The National Wildlife Federation report recommends adoption of President Obama's Clean Power Plan. The group says the plan contains flexible, achievable, science-based rules for reducing carbon emissions which they say represent real progress in protecting fish and wildlife from the worst impacts of climate change.

The report also says that headwater streams are seeing significant changes in water flows because of more rapid snowpack melts. Plymouth State University research assistant Rachelle Lyons says these headwaters are vital both as a source of drinking water for people and as habitat for fish and other wildlife.

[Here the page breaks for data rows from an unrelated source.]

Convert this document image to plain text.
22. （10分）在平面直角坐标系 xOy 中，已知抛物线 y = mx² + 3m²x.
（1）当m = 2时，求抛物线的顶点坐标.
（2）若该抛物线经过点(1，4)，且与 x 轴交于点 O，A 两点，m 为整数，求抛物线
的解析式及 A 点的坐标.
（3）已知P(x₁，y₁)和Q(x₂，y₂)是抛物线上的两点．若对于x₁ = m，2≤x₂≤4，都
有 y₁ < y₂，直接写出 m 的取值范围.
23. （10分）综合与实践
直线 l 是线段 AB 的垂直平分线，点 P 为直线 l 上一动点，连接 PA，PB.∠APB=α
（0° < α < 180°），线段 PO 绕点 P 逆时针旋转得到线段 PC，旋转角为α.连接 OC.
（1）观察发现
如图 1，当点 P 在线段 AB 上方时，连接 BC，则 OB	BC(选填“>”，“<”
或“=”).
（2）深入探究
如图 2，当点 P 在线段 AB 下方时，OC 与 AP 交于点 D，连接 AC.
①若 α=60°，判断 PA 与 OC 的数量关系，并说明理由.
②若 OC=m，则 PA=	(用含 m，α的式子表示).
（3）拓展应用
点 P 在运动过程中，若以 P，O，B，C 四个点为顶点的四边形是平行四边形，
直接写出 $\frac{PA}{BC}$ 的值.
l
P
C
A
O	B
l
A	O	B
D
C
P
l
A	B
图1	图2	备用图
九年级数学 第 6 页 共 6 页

"These streams are critical," says Lyons. "One, because they're the headwaters and if they are impaired that high up in the watershed, then the just carries down to the lower reaches. Also, we have found these are the places the trout go for thermal refuge."

Lyons says her project has been working with private landowners to help protect vulnerable streams from a variety of threats including increased development and resource extraction.

The report: Wildlife in Hot Water: Climate Change and America's Waterways calls for support of the EPA Clean Water Rule to protect at least 60 percent of America's streams and 20 million acres of wetlands nationwide.